En résumé, la littérature disponible suggère que la pratique d’activité physique maternelle peut induire une légère réduction au niveau du poids de naissance sans toutefois augmenter le risque de donner naissance à

61

un bébé ayant un faible poids pour l’âge gestationnel, chez les femmes présentant une grossesse sans complication. Bien qu’intéressant, ce constat ne nous renseigne cependant pas sur plusieurs aspects cruciaux qui permettraient une prescription d’exercice adaptée visant à optimiser la croissance fœtale dans différentes populations de femmes enceintes. En particulier, les effets de l’exercice maternel sur la composition corporelle du nouveau-né sont plutôt équivoques.

Malgré les nombreuses études disponibles, il n’est toujours pas possible de distinguer les effets spécifiques de différents types et intensités d’activité physique sur la croissance fœtale. Devant des résultats parfois contradictoires, force est d’admettre que les effets de l’activité physique maternelle sur la croissance fœtale doivent dépendre des modalités de l’activité physique pratiquée, c’est-à-dire sa fréquence, sa durée, son type, son intensité et la période de la grossesse pendant laquelle l’exercice est réalisé. D’autres études sont donc nécessaires afin de déterminer comment ces paramètres interagissent pour stimuler ou ralentir la croissance fœtale.
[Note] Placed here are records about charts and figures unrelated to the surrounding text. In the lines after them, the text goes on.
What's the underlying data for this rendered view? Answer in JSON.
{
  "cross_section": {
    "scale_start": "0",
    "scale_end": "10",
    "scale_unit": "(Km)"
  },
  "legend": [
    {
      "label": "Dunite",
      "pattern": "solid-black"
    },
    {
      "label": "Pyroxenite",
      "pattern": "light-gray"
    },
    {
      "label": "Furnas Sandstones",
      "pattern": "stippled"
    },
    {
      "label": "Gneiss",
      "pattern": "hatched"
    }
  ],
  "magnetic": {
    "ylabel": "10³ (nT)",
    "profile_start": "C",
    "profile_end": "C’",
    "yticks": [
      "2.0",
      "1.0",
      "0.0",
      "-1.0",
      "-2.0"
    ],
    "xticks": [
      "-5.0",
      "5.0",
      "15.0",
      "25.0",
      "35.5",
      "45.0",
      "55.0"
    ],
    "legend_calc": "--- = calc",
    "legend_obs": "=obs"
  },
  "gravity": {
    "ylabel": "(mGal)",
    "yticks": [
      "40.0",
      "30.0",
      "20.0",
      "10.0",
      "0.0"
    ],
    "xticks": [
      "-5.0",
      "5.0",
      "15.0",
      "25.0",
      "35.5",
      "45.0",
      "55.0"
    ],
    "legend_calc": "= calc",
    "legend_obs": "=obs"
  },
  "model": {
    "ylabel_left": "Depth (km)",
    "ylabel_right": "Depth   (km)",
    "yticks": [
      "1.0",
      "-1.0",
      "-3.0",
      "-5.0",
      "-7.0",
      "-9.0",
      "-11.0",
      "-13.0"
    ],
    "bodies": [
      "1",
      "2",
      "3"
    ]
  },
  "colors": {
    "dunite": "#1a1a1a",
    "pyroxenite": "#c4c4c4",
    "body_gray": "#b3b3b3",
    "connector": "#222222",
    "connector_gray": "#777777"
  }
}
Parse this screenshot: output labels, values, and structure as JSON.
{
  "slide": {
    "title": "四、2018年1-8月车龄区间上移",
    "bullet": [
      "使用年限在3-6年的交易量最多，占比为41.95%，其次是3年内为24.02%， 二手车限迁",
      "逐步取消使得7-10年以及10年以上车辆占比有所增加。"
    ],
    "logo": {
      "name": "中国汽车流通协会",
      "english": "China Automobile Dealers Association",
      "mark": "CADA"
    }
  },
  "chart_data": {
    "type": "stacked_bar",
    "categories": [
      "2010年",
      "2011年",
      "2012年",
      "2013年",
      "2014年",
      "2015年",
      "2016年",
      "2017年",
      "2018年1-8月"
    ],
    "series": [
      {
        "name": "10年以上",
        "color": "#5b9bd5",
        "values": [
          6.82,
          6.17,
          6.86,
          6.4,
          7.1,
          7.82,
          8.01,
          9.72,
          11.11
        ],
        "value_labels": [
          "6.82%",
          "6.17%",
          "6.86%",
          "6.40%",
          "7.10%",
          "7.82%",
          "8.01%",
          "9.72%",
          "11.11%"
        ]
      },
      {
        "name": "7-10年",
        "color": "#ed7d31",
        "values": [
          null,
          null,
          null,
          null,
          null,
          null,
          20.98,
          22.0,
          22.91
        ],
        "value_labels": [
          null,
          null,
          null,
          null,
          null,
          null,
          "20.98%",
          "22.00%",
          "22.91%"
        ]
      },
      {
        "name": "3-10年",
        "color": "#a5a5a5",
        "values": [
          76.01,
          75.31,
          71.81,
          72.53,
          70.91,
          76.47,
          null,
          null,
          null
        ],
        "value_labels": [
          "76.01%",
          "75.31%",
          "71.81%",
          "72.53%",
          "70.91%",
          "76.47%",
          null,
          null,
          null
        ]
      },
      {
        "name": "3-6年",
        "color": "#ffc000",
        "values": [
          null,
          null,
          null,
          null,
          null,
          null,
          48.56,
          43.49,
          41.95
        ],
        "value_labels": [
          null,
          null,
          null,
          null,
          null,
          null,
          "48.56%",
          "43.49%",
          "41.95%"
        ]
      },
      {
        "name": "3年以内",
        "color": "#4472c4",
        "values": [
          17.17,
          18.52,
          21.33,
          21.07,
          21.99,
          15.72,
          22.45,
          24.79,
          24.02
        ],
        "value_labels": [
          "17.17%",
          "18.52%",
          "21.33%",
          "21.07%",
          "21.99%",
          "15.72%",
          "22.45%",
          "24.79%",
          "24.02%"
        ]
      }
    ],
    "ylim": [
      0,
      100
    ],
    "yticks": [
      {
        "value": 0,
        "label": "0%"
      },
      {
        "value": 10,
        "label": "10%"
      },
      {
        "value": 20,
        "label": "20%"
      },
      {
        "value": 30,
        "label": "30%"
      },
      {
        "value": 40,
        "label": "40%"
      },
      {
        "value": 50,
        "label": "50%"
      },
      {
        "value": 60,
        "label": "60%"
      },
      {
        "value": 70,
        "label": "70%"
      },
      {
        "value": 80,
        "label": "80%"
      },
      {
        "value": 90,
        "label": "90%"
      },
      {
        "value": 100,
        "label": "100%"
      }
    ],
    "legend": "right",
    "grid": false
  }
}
Le présent chapitre a également proposé différents mécanismes qui pourraient expliquer les effets de l’activité physique maternelle sur la croissance fœtale. Notamment, il a été suggéré que les effets de l’exercice maternel pourraient résulter d’une modulation de la croissance et de la fonction du placenta, de fluctuations du débit sanguin, d’une modification de la disponibilité des nutriments, de modifications hormonales, d’un meilleur contrôle du gain de poids et de changements épigénétiques.

Finalement, il a été suggéré que l’activité physique maternelle pourrait avoir des effets à long terme sur la santé de l’enfant, bien que d’autres études soient nécessaires pour confirmer et préciser ces résultats, particulièrement chez l’humain.